The physical stress from running a marathon could cause short-term kidney injury, according to researchers.
The Yale University researchers note that although the kidney injury resolved itself within a few days after the marathon, its occurrence could raise questions regarding the effects of repeated strenuous activity over time, especially in warm climates.
In their study, published recently in the American Journal of Kidney Diseases, the research team—led by Professor of Medicine Chirag Parikh, MD—studied a small group of participants in the 2015 Hartford Marathon.
The team collected blood and urine samples before and after the event and analyzed a variety of markers of kidney injury, including serum creatinine levels, kidney cells on microscopy, and proteins in urine. They found that 82% of the runners that were studied showed Stage 1 Acute Kidney Injury (AKI) soon after the race.
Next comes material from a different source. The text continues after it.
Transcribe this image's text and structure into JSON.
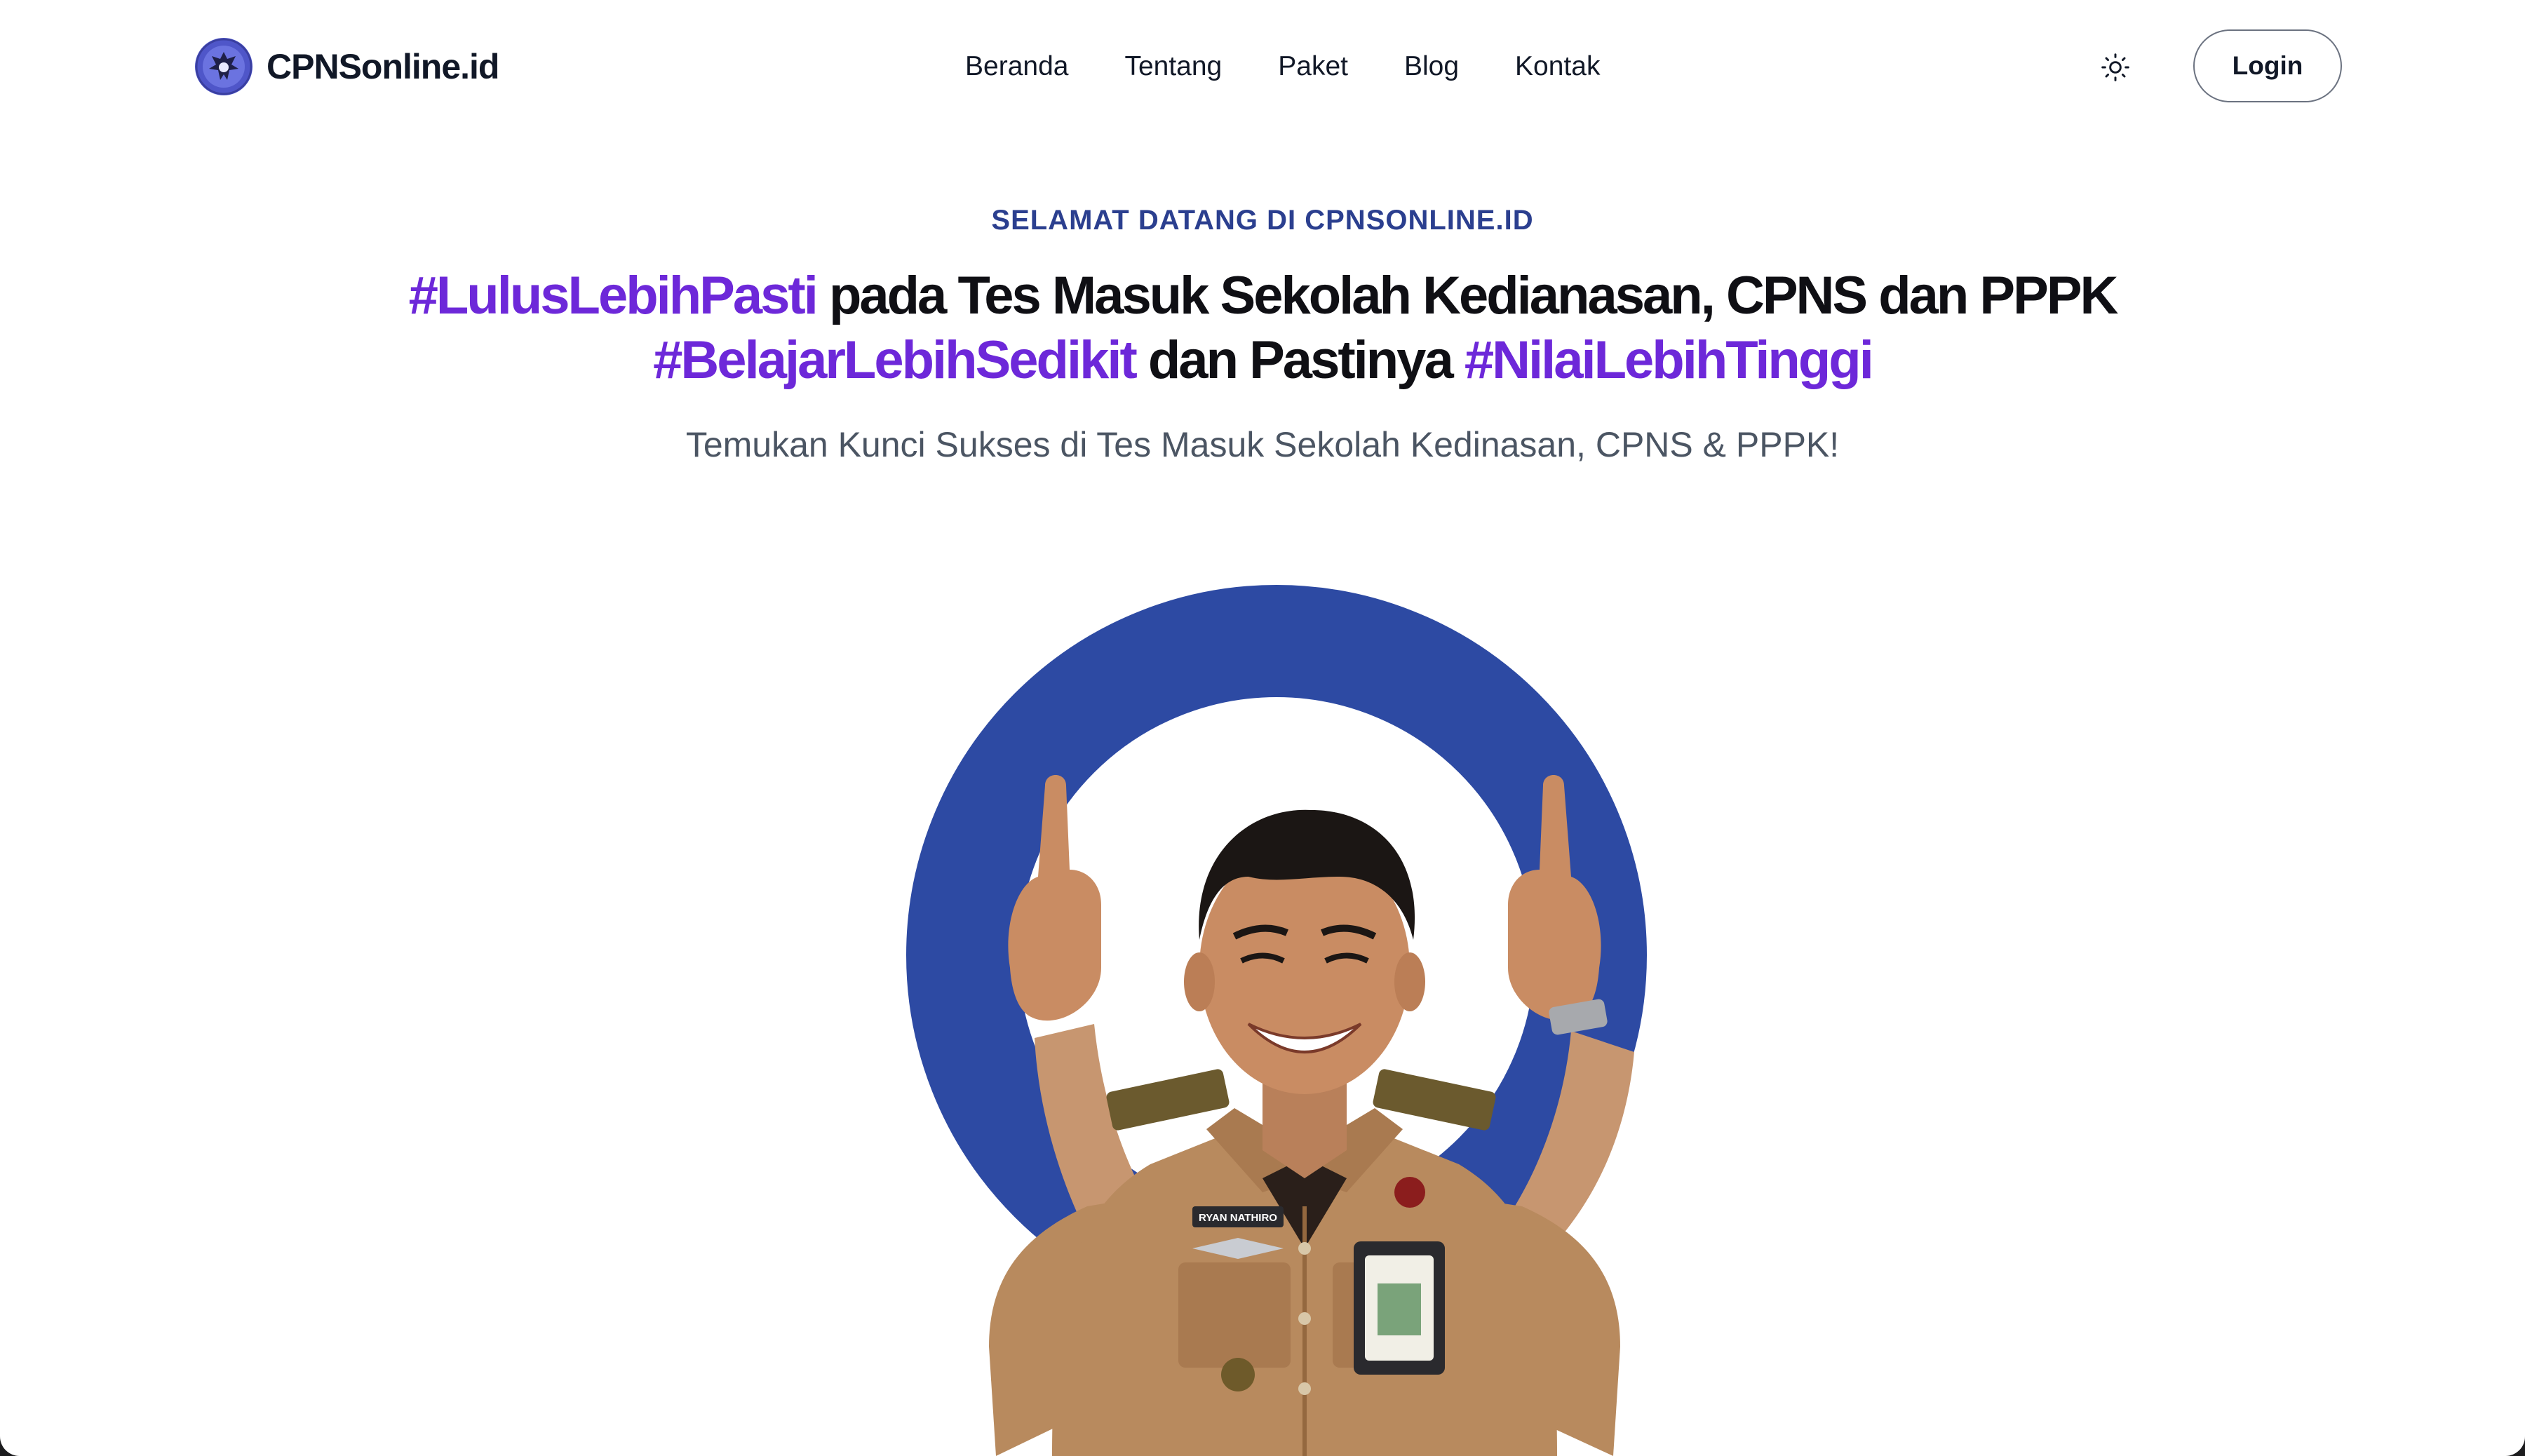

AKI is a condition in which the kidneys fail to filter waste from the blood, according to a media release from Yale University.
“The kidney responds to the physical stress of marathon running as if it’s injured, in a way that’s similar to what happens in hospitalized patients when the kidney is affected by medical and surgical complications,” Parikh says, in the release.
Potential causes of this injury, according to the researchers, could be the sustained rise in core body temperature, dehydration, or decreased blood flow to the kidneys that occur during a marathon.
“We need to investigate this further,” Parikh adds. “Research has shown there are also changes in heart function associated with marathon running. Our study adds to the story—even the kidney responds to marathon-related stress.”